Open-sourcing Kafka, LinkedIn's distributed message queue

January 11, 2011

Code Alert! This is a part of our continuing series on Engineering at LinkedIn. If this isn’t your cup of Java, check back tomorrow for regular LinkedIn programming. In the meanwhile, check out some of our latest product features, tips and tricks, or user stories. - Ed.

We are pleased to open-source another piece of infrastructure software developed at LinkedIn, Kafka, a persistent, efficient, distributed message queue. Kafka is primarily intended for tracking various activity events generated on LinkedIn's website, such as pageviews, keywords typed in a search query, ads presented, etc. Those activity events are critical for monitoring user engagement as well as improving relevancy in various other products. Each day, a substantially large number of such events are generated. Therefore, we need a solution that's scalable and incurs low overhead.

We first looked at several existing queuing solutions in the market. The most popular ones are based on JMS. Although JMS offers a rich set of features, it also adds significant overhead in the message representation. Additionally, some JMS implementations are optimized for the case when all messages can be cached in memory and their performance starts to degrade significantly when the in-memory buffer is saturated. Finally, most existing solutions don't have a clean design for scaling out.

That's why we decided to build Kafka. In summary, Kafka has the following three design principles: (1) a very simple API for both producers and consumers; (2) low overhead in network transferring as well as on-disk storage; (3) a scaled out architecture from the beginning. More details on the technical aspect of Kafka can be found here.

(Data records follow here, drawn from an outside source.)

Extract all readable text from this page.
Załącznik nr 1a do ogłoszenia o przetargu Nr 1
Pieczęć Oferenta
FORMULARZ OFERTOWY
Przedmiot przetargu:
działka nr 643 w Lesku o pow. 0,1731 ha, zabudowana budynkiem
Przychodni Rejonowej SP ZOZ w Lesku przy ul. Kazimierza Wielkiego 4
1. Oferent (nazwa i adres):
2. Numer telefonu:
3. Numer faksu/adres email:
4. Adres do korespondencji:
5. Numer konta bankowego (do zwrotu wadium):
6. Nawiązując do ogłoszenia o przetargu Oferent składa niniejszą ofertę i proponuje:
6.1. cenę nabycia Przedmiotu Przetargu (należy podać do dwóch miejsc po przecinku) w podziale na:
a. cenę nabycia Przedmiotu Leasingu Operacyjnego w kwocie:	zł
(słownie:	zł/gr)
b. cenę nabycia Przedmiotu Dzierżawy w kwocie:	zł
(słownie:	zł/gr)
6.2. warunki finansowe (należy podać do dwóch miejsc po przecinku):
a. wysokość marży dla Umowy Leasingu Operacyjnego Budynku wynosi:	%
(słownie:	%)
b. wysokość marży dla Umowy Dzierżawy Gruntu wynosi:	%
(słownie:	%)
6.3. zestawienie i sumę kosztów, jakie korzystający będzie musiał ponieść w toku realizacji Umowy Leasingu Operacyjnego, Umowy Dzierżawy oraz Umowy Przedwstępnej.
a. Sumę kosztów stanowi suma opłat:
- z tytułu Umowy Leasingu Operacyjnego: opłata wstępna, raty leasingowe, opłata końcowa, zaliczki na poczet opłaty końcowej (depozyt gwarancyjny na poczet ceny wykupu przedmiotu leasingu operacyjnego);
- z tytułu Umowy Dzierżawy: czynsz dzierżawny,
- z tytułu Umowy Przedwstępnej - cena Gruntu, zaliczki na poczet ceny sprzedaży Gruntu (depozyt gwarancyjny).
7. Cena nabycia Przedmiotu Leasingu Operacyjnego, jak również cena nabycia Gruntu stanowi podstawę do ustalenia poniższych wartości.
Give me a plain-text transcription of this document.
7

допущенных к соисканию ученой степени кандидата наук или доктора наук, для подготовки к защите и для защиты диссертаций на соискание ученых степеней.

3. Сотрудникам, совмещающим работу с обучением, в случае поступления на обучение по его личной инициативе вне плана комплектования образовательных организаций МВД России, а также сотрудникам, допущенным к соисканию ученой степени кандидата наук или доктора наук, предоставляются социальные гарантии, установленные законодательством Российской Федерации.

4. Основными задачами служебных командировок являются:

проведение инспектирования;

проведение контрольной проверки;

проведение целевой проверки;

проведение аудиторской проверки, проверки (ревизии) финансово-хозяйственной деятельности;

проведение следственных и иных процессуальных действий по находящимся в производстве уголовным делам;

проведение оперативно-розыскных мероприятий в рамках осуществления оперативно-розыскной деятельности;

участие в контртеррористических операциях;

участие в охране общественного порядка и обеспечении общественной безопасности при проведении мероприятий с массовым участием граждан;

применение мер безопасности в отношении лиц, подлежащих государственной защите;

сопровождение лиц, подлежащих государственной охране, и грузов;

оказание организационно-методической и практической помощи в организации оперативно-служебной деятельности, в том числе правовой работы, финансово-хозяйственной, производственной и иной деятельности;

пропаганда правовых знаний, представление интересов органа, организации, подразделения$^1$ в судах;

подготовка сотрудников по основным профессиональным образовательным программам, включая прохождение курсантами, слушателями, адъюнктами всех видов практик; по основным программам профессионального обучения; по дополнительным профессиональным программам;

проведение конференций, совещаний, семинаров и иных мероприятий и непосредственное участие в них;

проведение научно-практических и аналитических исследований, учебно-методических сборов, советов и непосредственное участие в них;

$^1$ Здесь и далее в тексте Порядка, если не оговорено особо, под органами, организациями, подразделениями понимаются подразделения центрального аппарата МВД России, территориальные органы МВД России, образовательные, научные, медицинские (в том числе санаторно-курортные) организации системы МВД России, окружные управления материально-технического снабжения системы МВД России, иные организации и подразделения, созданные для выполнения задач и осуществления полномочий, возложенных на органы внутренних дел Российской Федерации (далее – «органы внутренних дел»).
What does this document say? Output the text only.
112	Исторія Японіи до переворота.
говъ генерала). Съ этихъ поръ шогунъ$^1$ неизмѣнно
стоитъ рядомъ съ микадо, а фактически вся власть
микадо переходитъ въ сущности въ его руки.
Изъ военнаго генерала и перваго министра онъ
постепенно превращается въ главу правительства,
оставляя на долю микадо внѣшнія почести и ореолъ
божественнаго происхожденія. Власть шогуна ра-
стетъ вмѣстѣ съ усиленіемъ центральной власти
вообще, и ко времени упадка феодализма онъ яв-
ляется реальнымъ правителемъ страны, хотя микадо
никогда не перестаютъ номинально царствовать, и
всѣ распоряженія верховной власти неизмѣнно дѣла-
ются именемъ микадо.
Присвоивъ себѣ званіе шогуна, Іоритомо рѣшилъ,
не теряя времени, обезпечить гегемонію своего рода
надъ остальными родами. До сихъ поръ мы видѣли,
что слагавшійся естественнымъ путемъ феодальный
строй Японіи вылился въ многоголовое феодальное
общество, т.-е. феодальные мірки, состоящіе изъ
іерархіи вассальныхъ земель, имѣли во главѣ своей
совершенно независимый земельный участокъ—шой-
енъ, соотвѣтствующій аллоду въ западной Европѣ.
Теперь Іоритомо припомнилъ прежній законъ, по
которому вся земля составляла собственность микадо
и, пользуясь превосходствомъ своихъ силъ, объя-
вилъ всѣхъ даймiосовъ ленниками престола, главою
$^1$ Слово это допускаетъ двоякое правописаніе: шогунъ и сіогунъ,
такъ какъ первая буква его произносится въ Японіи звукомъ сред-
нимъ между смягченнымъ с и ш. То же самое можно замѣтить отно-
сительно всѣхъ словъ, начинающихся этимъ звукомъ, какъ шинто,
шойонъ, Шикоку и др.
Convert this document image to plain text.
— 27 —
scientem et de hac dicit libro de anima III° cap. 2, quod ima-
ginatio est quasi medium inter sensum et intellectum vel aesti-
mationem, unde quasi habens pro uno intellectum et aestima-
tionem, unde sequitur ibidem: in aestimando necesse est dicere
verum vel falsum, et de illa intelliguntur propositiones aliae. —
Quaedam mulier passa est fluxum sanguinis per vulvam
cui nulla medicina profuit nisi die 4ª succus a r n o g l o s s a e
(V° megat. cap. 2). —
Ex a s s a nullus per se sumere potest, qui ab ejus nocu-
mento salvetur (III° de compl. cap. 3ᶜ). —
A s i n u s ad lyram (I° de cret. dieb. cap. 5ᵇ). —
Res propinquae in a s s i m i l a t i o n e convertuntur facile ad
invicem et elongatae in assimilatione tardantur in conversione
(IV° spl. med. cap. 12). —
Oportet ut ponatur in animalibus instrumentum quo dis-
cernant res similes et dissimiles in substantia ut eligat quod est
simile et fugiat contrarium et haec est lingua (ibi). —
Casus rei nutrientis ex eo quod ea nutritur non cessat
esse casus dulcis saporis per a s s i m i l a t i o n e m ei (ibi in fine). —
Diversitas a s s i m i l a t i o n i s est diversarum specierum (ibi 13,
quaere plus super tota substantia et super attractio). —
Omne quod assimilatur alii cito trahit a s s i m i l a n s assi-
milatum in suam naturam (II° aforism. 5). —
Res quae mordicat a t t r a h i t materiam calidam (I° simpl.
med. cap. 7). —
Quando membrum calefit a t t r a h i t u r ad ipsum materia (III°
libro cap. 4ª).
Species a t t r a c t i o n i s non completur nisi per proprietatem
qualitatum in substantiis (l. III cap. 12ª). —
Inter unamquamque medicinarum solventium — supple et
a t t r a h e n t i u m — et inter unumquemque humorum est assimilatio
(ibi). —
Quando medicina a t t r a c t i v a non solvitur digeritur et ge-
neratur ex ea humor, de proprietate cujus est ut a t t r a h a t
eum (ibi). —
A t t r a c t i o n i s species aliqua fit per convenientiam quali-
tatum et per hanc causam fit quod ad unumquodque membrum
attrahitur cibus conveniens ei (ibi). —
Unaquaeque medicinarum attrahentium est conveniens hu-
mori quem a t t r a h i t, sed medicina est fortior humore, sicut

Today, Kafka has been used in production at LinkedIn for a number of projects. There are both offline and online usage. In the offline case, we use Kafka to feed all activity events to our data warehouse and Hadoop, from which we then run various batch analysis. In the online case, a service will consume events in real time. For example, in LinkedIn Signal, Kafka is used to deliver all network updates to our search engine. Typically , an update becomes searchable within a few seconds after it is posted. The design of Kafka allows us to use a single infrastructure to support events delivery for both cases.

We feel that Kafka can be very useful in many places outside of LinkedIn. By open sourcing it, we hope to work with people in the community to keep improving Kafka in the future. We welcome comments and suggestions from everybody.